Pendant une quinzaine de jours, mon père n’abordait plus le sujet et je
n’osais pas poser de question sur ces intentions. Je me voyais déjà derrière
les grilles du Lycée de Roanne, comme dans une de ces maisons de correction qui
étaient décrite dans certains livre que j’avais pu lire.
Un soir mon père rentra plus tôt de son travail et s’enferma dans la salle à
manger avec ma mère. Je sentis que mon sort allait être reglé, j’étais sur des
charbons ardents en attendant le verdict. Enfin mes parents revinrent à la
cuisine et mon père m’annonça que le samedi suivant il allait me présenter au
directeur du Collège.
Le samedi, un car nous amenas au Chambon sur lignon. Le village était un peu
desert car nous avions quitté Saint Etienne à 7 heures du matin, le rendez vous
avec le pasteur Theis étant prévu pour 10 heures. Le car nous avait laissé au
centre du village et je tournais la tête dans tous les sens pour essayer de
découvrir ce fameux collège. mon père semblait lui aussi un peu désorienté. Il
entra dans un magasin et demanda où se trouvait cet établissement on lui
expliqua que celui ci était à environ 1 Km,5 après avoir traversé la voie du
chemin de fer. Nous voici donc en route vers mon avenir. Plus nous avancions
moins de maisons étaient visibles. Enfin, sur le coté gauche de la route, une
petite pancarte en forme de flèche indiquait " collège " en direction d’un
petit chemin mi caillouteux mi herbeux qui s’enfonçait dans les bois.
Enfin les arbres devinrent de plus en plus rare et nous aperçûmes quelques
baraques en bois et une maison en pierre au dessus du chemin.
Un élève qui sortait d’un de ces bâtiments nous dit que le Pasteur Theis
habitait dans la maison en pierre.
Nous étions enfin arrivés et maintenant je redoutais l’accueil qui allait
m’être fait. Comme nous approchions la porte s’ouvrit et le Pasteur Theis
s’avança.

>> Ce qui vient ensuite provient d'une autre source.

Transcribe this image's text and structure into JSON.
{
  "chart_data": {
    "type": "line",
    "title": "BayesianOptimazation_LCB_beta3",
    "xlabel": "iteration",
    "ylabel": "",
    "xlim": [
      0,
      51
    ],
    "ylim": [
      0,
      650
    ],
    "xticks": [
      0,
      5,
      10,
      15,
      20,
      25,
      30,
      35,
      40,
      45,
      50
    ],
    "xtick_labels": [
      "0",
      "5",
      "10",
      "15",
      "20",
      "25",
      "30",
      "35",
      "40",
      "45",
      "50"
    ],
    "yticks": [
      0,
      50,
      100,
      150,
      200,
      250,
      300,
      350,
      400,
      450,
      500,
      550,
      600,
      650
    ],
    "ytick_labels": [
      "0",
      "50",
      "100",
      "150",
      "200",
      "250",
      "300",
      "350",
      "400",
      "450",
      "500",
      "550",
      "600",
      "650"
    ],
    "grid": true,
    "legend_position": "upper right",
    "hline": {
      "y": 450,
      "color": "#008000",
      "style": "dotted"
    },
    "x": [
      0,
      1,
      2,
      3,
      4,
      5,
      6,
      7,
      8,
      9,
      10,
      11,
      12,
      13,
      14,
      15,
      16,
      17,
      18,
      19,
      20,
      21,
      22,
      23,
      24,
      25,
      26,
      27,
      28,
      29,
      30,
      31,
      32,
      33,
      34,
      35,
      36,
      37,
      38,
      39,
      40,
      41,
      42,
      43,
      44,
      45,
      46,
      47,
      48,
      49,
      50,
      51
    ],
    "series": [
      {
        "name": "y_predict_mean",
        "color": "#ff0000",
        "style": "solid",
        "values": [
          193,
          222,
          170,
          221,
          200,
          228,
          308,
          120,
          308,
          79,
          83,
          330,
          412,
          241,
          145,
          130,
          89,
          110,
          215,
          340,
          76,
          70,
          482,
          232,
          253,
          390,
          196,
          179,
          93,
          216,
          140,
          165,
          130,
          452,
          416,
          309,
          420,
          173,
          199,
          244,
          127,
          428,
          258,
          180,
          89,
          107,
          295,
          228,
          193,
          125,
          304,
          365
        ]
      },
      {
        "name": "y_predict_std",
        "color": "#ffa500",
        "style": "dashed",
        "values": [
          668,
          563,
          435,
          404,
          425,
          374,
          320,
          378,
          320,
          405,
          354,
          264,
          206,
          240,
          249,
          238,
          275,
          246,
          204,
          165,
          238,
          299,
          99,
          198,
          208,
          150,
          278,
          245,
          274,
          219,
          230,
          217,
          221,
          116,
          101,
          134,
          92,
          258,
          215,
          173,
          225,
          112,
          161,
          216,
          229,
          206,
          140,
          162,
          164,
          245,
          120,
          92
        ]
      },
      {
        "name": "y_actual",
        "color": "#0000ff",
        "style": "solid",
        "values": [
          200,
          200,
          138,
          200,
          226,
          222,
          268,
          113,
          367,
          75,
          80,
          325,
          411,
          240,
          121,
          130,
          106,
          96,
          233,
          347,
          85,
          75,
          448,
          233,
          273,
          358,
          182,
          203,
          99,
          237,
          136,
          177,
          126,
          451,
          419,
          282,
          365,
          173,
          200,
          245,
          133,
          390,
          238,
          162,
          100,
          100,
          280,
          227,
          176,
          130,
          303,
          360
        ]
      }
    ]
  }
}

Mon père me présenta, le Pasteur me regarda et me dit: "Alors
c’est toi le roi de l’école buissonnière ? et bien ici tu n’auras aucun effort
à fournir si tu veux continuer, je veux bien te prendre au collège car je te
fais confiance pour être un peu plus sérieux dans tes études." Puis
s’adressant à mon père il continua " compte tenu du nombre d’absences au
Lycée je pense qu’il serait souhaitable qu’il vienne en cours de rattrapage au
mois d’Aout pour une remise à niveau". Mon père lui dit qu’il était tout à
fait d’accord avec lui. Bon ,et bien maintenant je vais vous faire visiter le
Collège.
- En arrivant vous avez aperçu les baraques qui servent de dortoir pour les
garçons,quant aux filles elles logent dans une ancienne maisons d’enfants qui
se trouve pas très loin du collège sur une autre rue qui descend au
Chambon.
Je fus très étonné d’apprendre que ce collège était mixte, moi qui pendant ma
scolarité précédente avais toujours côtoyé que des garçons que ce soit en
primaire ou en secondaire.
Nous arrivions maintenant vers un grand bâtiment flambant neuf et où
s’affairaient quelques ouvriers.
- Voici les nouvelles salles de classe qui devraient être en service à
partir du mois d’août, du moins je l’espère. Nous allons aller maintenant vers
les services administratifs et le réfectoire.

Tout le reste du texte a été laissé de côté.